Oat & Banana Bread – No Flour or Sugar
Description
Oat & Banana Bread is a healthy twist on classic banana bread, made by blending oats into a flour-like texture and using ripe bananas as the only sweetener. The result is a soft, moist loaf with natural sweetness and a hearty texture. It’s gluten-light, fiber-rich, and perfect for clean eating or weight-conscious diets.
Ingredients
- 3 ripe bananas (very ripe for best sweetness)
- 2 cups rolled oats
- 2 eggs
- 1 teaspoon baking powder
- 1 teaspoon vanilla extract
- ½ teaspoon cinnamon (optional)
- ¼ teaspoon salt
- 2 tablespoons olive oil or melted coconut oil
- ¼ cup milk (dairy or plant-based)
- Optional add-ins: walnuts, raisins, dark chocolate chips (sugar-free or low sugar)
Instructions
Step 1: Preheat Oven
Preheat oven to 350°F (175°C).
Grease or line a loaf pan with parchment paper.
Step 2: Make Oat Flour
Blend rolled oats in a blender until they become a fine flour-like texture.
Step 3: Mash Bananas
In a bowl, mash bananas until smooth with small lumps remaining.
Step 4: Mix Wet Ingredients
Add eggs, milk, vanilla extract, and oil to mashed bananas.
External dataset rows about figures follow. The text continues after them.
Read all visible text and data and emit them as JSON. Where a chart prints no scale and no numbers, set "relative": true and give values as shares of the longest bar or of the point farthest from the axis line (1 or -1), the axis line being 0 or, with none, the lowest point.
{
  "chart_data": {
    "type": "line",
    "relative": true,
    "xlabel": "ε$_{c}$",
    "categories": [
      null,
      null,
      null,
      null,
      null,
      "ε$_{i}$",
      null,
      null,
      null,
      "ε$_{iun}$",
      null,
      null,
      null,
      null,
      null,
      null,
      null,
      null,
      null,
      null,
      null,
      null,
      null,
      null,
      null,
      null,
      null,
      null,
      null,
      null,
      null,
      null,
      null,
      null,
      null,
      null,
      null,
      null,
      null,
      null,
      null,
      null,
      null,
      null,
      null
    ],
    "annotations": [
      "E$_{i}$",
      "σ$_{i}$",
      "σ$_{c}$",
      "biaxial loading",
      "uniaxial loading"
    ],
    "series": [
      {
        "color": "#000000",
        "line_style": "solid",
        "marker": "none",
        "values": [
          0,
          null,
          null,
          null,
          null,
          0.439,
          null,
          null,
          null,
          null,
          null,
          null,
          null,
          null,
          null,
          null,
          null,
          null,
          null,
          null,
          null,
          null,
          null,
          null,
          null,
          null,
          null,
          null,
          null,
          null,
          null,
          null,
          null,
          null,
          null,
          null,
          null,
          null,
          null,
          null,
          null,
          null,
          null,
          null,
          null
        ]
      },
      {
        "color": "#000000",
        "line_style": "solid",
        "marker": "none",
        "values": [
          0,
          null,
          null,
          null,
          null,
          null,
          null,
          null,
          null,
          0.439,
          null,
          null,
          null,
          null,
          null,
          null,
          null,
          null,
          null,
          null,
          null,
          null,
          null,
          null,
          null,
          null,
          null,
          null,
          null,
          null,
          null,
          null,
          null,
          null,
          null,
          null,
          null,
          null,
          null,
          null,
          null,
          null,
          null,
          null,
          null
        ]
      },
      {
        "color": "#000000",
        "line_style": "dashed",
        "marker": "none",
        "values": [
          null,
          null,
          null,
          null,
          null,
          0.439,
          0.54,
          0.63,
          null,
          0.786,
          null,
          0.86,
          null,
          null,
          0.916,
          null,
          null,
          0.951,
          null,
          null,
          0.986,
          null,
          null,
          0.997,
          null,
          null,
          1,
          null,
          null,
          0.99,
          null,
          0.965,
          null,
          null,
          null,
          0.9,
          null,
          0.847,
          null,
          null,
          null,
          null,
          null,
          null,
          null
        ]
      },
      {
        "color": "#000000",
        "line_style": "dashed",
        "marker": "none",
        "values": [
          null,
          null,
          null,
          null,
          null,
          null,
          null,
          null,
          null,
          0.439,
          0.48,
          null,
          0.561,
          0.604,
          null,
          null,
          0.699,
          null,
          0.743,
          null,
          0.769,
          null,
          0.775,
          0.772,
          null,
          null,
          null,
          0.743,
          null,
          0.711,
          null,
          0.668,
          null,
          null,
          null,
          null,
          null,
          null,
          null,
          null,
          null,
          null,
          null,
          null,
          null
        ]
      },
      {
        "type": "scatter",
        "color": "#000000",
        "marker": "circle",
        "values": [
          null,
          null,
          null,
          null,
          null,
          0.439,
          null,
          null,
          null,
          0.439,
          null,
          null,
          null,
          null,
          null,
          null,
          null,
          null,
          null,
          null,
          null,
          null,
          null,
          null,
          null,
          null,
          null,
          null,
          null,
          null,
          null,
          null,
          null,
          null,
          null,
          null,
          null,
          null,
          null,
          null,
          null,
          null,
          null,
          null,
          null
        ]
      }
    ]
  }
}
Mix well.
Step 5: Combine Dry Ingredients
Add oat flour, baking powder, cinnamon, and salt. Mix until combined.
Step 6: Bake
Pour batter into loaf pan.
Bake for 35–45 minutes, or until a toothpick inserted comes out clean.
Step 7: Cool & Serve
Let cool for 10–15 minutes before slicing.
Notes
- Very ripe bananas give natural sweetness.
- Oats replace traditional flour for a healthier base.
- Texture will be slightly denser than regular banana bread.
- Works best when not overmixed.
Tips
- Add nuts for crunch and protein boost.
- Use almond milk for lighter calories.
- Sprinkle cinnamon on top before baking for aroma.
- Let bread cool fully before slicing for clean cuts.
- Store wrapped to keep moisture in.
Servings
- Serves: 8–10 slices
Nutritional Information (Approximate Per Slice)
- Calories: 140
- Protein: 4g
- Carbohydrates: 22g
- Fat: 4g
- Fiber: 3g
- Sugar: 8g (natural from bananas)
- Sodium: 90mg
Benefits
No Refined Sugar
Naturally sweetened with bananas only.
High in Fiber
Oats support digestion and fullness.
Energy Boosting
Great for breakfast or pre-workout snack.
Heart Healthy
Contains oats, which support cholesterol balance.
Simple Ingredients
Minimal, clean, and budget-friendly recipe.
Storage
Room Temperature
Store covered for 1–2 days.
Refrigerator
Store for up to 5 days.
Freezer
Freeze slices for up to 2 months.
Q&A
Can I make it vegan?
Yes, replace eggs with flax eggs (1 tbsp flax + 3 tbsp water per egg).
Can I add sugar if I want it sweeter?
Yes, but it will no longer be “no sugar added.”
Why is my banana bread dense?
Overmixing or under-ripened bananas can affect texture.
Can I use instant oats?
Yes, but rolled oats give better texture.
Can I make muffins instead?
Yes, bake at 350°F for 18–22 minutes.
Can I skip oil?
Yes, but bread will be slightly less moist.
Is this good for weight loss?
Yes, it’s high in fiber and naturally low in processed ingredients.